The Food and Drug Administration has asked Baxter International Inc. to recall 200,000 of the company's Colleague brand pumps, accelerating its examination of infusion pumps used mostly in hospitals to give fluids to patients.
The FDA said that the Deerfield, Ill.-based drug and device maker must "recall and destroy" all of its Colleague pumps, saying that the movement was based on "a long-standing failure" of the organization to rectify critical problems with them.
Baxter will earn a special pretax fee of $400 million to $600 million in its first quarter to make up for the expenditure of the recall.
Bob Parkinson, Baxter's Chairman and Chief Executive, speaking to shareholders on Tuesday, attending the company's annual conference in Deerfield, said, "The situation has languished far beyond what it should have".

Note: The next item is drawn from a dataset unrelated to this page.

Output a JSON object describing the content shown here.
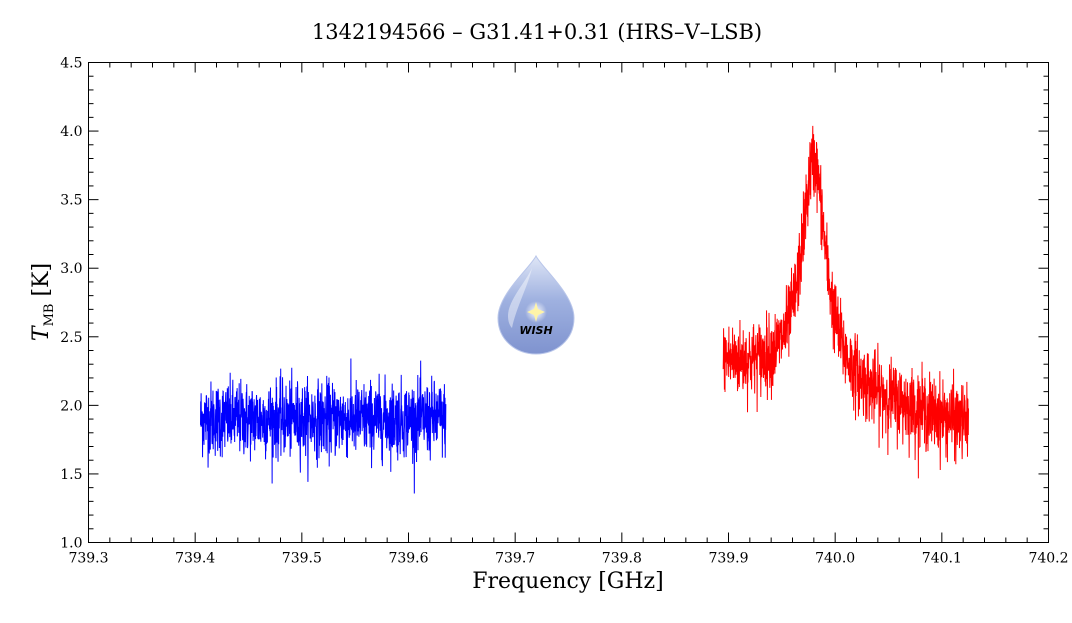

Infusion pumps are machines generally seen in hospitals, delivering liquid, medicine and nutritional fluids by means of a timing mechanism, which regulates the amount of medication that a patient gets.
The FDA said that infusion pumps, together with Baxter's Colleague, had resulted in "persistent safety problems".
In the last five years, the FDA has received over 56,000 reports of adverse happenings, which included critical damages and over 500 deaths.
However, the agency did not reveal that how many unpleasant incidents were related to Baxter's Colleague pump.